The rate of growth of any network is dictated by its network effects, such as social awareness, and analyzing these network effects provides critical information on adoption and usage trends. These trends ultimately dictate if a network (or company) will survive in the long run. With so many companies providing the same services, the ones that have differentiated themselves have created brand awareness through social media and educational campaigns, such as Kyber Network. According to its recent ecosystem report, Kyber Network showed a nearly 50% increase in unique addresses, which has translated to over $100mn USD in monthly trade volume for the past three months.

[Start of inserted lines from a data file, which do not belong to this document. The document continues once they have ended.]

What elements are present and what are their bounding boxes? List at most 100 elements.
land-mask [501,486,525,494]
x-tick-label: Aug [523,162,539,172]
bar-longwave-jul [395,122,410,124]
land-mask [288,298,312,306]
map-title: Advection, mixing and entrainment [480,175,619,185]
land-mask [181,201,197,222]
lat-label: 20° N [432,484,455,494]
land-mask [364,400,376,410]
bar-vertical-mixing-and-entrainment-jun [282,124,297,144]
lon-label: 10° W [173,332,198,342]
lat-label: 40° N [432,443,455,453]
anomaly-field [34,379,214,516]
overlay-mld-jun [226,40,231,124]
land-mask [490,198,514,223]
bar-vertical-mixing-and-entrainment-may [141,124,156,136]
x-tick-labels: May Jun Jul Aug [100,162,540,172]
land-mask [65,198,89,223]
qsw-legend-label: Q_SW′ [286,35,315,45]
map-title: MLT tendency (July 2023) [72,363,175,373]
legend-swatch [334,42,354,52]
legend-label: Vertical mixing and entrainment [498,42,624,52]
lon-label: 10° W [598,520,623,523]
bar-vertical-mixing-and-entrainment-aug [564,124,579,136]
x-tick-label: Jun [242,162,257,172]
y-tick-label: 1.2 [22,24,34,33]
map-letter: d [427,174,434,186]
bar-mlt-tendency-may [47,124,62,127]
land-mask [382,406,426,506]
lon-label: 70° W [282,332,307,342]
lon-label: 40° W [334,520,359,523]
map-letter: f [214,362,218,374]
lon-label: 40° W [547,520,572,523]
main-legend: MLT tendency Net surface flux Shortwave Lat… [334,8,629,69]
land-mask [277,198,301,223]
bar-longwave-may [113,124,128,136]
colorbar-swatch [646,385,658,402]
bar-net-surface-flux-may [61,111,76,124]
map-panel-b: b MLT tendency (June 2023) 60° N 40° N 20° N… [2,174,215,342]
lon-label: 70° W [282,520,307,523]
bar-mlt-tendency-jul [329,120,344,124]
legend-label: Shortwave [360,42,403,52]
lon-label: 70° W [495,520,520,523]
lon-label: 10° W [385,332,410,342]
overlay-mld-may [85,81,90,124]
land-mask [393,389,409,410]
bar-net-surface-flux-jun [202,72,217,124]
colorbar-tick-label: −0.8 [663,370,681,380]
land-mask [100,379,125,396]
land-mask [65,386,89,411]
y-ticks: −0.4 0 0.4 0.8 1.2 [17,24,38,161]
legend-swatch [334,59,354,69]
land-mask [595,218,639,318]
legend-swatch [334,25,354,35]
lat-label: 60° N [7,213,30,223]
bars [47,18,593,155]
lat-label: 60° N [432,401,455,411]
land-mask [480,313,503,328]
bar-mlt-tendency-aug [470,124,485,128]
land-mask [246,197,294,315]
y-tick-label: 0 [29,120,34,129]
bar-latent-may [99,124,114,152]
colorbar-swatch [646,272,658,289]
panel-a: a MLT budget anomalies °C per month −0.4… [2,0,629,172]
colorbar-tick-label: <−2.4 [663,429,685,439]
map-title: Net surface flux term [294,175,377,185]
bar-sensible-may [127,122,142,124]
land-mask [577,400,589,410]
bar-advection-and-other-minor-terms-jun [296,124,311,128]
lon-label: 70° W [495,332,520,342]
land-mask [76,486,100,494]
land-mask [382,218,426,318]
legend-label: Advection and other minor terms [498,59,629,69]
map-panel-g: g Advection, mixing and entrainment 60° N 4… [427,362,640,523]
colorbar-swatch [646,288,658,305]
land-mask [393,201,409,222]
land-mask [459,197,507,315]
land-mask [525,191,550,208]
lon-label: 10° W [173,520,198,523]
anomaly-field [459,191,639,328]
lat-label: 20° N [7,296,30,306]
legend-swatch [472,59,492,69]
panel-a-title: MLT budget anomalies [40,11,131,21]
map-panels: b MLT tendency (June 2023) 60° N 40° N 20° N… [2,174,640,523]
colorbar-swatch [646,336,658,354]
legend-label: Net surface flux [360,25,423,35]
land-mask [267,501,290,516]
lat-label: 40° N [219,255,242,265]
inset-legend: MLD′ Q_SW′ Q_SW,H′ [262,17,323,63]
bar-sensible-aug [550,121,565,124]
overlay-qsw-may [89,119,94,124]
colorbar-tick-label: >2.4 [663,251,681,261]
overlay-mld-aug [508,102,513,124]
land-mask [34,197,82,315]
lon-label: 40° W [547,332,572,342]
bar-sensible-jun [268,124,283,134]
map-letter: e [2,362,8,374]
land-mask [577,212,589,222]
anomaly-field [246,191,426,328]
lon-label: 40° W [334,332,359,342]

Across all DeFi products, stablecoins continue to remain central to the growth of any product. Total stablecoin market cap sits at $8.1 billion, an increase of over 25% since the start of the year. As stablecoins serve as a huge institutional onboarding ramp via OTC desks, the incentive to integrate stablecoins into the DeFi infrastructure will retain importance within the ecosystem.

Data Center

Key Points:

  1. Hashrate has seen a steep decline post-halving, but the network is expected to stabilize barring a significant and sustained drop in price
  2. Some miners are cutting out the middleman in power generation by acquiring power facilities outright, as there has been a significant crunch in the oil and gas industry
  3. Without a substantial increase in the price of Bitcoin and improved cash flow, it is forecasted that Canaan will require a capital infusion in the next two years

Two weeks post-halving and the Bitcoin network hashrate has seen a steep decline from over 136TH/s to 87TH/s, down nearly 40%. Meanwhile, the Bitcoin market has been stuck in a contracting range, putting miners with low cash reserves on liquidation notice. While we expect the situation to stabilize in the coming months as the industry consolidates and new equipment comes online, not all operations will be able to make it through this cycle’s transition period.

On a positive note for miners, Bitcoin’s self-adjusting network difficulty feature recently came into effect as network difficulty dropped by 6% on May 20th. Conditions currently point to an additional 6% drop in about ten days. For larger miners, this will help increase profitability as they were able to upgrade their hardware prior to the halving and will now be able to enjoy the fruits of a 12% difficulty readjustment to the downside.

Unfortunately for many, it will be too little too late as hardware manufacturers struggle to meet demand. The financially troubled ASIC manufacturer Canaan was not spared as it reported a $5.5mn net loss in Q1. Despite cutting its hardware costs by 50% to only $10/TH, most of its older machines are not worth running with electricity costs above 3c/kWh. Canaan’s cash on hand decreased from $71mn at the end of last year to $31mn only five months into 2020. Short-term investments were cited as the reason for the cash drawdown, and the company decided not to publish any Q2 forecasts due to difficulty in predicting growth during COVID-19. The numbers point to the need for an increase in the price of Bitcoin and improved cash flow for Canaan to weather this storm without a capital infusion.